Re “The Legislature should stop dithering on tax relief” (Editorial, July 5): As state legislators look to act fast on their long-awaited tax relief package, they must ensure that compromise does not come at the expense of more than 1 million Massachusetts children, dependents, and their families.
Of the many provisions included in the proposed tax relief packages, one that varies significantly between the House and Senate proposals is the benefit level of Governor Maura Healey’s new Child and Family Tax Credit. The House version includes a credit of $600 per eligible dependent phased in over three years, a much more supportive benefit than the Senate’s at $310 per dependent.
Tax credits are proven programs that lift children out of poverty, improve health, and support economic mobility.
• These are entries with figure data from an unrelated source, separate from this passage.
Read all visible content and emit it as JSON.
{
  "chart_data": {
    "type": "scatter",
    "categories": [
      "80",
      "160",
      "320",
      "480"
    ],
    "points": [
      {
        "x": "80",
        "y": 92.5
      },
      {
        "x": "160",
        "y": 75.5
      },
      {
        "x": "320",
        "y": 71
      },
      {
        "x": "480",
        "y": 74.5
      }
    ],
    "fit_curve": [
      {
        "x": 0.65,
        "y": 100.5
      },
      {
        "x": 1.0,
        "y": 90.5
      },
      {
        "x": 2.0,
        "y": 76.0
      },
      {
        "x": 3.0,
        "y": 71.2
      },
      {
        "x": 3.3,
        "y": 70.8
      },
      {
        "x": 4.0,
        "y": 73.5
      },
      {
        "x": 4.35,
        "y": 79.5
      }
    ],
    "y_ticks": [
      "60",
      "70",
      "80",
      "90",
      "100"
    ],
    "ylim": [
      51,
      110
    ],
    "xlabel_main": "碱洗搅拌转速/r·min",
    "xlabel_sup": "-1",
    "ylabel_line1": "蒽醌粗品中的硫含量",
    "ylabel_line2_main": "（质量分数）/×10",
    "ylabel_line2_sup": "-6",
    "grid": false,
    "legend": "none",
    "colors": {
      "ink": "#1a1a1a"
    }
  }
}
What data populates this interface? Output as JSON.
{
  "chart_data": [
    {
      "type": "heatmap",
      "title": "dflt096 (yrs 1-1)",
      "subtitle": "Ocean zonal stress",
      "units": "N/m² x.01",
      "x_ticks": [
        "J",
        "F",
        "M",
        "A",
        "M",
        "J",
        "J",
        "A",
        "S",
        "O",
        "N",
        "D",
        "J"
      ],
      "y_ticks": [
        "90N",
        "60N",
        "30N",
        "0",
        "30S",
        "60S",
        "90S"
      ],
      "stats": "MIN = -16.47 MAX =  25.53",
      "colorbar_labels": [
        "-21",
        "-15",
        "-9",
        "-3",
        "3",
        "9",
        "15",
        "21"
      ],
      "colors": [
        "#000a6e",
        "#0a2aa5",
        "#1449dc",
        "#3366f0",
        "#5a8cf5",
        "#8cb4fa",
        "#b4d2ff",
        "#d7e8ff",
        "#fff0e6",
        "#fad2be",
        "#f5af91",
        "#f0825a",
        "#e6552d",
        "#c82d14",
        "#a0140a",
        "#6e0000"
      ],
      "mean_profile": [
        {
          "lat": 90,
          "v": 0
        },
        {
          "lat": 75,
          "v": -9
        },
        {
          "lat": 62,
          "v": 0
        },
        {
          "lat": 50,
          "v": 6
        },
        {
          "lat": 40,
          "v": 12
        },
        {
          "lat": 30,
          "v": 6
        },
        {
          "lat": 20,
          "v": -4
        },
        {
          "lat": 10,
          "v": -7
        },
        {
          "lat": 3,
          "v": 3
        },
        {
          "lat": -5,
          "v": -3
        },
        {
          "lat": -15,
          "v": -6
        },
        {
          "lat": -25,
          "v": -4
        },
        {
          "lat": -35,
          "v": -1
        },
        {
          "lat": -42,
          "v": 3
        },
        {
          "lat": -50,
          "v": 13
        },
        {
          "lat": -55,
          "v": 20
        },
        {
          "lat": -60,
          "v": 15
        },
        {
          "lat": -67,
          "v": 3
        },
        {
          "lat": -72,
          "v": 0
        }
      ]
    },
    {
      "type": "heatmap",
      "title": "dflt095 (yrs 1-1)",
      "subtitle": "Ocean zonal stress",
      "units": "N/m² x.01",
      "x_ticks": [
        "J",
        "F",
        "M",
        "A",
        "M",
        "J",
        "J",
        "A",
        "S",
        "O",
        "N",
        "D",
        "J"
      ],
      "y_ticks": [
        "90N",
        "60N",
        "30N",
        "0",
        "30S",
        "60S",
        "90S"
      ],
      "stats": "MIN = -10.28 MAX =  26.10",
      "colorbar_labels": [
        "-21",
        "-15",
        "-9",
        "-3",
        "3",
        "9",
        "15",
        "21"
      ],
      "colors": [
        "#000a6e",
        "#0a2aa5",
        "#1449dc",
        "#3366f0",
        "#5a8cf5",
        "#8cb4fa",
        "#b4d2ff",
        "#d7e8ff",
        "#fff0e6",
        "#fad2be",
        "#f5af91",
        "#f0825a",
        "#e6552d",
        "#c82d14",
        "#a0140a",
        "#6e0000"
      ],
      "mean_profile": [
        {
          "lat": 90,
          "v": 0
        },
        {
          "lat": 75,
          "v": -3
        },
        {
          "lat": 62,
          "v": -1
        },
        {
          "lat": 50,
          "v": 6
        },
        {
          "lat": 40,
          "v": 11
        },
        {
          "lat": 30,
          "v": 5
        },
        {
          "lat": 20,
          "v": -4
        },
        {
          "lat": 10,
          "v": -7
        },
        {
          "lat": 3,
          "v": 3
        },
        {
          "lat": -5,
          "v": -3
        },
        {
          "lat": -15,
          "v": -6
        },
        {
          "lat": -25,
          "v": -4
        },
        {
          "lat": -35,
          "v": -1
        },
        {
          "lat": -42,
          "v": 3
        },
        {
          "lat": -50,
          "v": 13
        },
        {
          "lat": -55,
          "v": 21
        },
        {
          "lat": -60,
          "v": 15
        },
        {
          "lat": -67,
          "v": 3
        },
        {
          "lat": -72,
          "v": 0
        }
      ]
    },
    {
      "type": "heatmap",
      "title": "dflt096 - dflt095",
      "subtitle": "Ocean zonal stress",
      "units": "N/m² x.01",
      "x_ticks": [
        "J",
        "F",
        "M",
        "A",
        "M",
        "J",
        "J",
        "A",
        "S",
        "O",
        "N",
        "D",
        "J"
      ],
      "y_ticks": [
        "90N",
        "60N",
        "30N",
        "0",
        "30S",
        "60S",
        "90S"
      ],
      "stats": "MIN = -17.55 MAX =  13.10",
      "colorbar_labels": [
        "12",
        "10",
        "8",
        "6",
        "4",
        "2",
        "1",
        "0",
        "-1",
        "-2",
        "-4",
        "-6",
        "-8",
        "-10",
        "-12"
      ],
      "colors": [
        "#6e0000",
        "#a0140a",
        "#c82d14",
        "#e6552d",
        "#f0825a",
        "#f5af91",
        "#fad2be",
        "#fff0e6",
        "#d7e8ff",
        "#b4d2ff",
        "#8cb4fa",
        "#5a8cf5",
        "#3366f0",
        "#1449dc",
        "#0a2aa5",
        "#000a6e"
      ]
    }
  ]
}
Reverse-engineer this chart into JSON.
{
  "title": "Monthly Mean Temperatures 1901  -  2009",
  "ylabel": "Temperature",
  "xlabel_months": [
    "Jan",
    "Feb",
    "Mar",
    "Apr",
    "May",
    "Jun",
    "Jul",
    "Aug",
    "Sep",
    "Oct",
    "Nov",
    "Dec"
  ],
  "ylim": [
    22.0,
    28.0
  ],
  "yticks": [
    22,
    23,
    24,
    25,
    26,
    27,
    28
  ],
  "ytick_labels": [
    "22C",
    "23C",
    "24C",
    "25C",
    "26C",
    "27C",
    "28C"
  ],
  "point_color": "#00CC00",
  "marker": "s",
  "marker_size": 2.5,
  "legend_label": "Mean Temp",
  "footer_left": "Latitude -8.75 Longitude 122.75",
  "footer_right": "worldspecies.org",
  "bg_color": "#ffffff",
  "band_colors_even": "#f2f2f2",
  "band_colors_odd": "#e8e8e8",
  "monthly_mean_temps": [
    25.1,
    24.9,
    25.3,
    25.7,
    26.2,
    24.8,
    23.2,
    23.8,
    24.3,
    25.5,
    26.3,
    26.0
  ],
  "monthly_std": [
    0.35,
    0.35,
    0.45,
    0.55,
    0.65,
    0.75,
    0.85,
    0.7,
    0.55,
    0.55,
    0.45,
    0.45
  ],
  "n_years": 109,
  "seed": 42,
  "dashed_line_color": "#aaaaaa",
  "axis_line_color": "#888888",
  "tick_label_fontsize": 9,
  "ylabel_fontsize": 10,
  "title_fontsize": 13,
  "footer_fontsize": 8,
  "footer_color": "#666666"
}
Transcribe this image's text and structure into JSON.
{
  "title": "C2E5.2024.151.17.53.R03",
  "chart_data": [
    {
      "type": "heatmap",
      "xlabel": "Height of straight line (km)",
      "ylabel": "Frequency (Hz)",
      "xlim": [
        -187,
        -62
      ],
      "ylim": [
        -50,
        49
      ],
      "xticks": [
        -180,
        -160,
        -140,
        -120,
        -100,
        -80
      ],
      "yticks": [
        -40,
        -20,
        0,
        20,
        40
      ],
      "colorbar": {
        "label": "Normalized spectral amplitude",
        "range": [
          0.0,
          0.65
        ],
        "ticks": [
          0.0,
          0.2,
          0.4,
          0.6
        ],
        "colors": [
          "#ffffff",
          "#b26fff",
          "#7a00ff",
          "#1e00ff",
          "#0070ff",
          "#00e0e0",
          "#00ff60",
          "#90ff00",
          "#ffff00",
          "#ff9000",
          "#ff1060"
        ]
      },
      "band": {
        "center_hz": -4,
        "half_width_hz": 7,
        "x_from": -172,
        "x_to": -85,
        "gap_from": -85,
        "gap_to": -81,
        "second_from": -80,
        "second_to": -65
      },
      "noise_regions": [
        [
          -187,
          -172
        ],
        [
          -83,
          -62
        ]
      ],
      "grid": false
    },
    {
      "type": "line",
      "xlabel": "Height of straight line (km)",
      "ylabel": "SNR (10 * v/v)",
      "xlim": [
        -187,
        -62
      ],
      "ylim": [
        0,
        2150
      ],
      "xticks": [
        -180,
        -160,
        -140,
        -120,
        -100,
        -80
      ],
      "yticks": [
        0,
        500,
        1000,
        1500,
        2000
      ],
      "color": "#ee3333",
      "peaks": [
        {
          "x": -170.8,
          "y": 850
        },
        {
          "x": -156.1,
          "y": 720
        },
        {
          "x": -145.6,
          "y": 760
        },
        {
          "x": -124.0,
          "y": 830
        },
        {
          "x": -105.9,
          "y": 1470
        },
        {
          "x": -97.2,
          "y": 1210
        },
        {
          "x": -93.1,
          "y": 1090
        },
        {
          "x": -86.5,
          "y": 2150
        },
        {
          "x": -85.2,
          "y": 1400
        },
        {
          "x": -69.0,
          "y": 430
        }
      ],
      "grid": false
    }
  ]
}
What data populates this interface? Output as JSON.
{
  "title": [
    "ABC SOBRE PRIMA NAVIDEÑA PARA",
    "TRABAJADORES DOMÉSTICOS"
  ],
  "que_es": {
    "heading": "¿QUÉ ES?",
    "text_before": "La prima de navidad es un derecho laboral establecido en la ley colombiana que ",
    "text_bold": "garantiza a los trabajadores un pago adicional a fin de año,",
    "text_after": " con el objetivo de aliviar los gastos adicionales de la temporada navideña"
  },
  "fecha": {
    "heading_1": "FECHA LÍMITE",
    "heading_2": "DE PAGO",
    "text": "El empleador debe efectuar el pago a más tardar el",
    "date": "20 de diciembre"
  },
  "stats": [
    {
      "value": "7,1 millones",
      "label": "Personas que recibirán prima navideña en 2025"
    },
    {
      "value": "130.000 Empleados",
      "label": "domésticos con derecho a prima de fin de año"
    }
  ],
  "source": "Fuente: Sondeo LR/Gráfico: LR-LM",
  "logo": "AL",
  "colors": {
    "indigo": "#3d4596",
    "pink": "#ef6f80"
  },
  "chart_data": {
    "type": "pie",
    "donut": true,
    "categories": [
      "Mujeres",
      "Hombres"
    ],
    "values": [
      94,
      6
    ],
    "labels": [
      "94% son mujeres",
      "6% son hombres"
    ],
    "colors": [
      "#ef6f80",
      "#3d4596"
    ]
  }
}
The temporary expansion of the federal Child Tax Credit in 2021 helped families pay for education and child care and better afford necessities.
In a state with rising housing costs and the most expensive child care in the country, many families struggle to afford basic needs. As lawmakers strive to make the Commonwealth more affordable and competitive, they must prioritize children, adults with disabilities, and their families by including the House version of the Child and Family Tax Credit in the final tax relief package.
The writer is a graduate student at the Heller School for Social Policy and Management at Brandeis University and currently works for Children’s HealthWatch and Strategies for Children in Boston.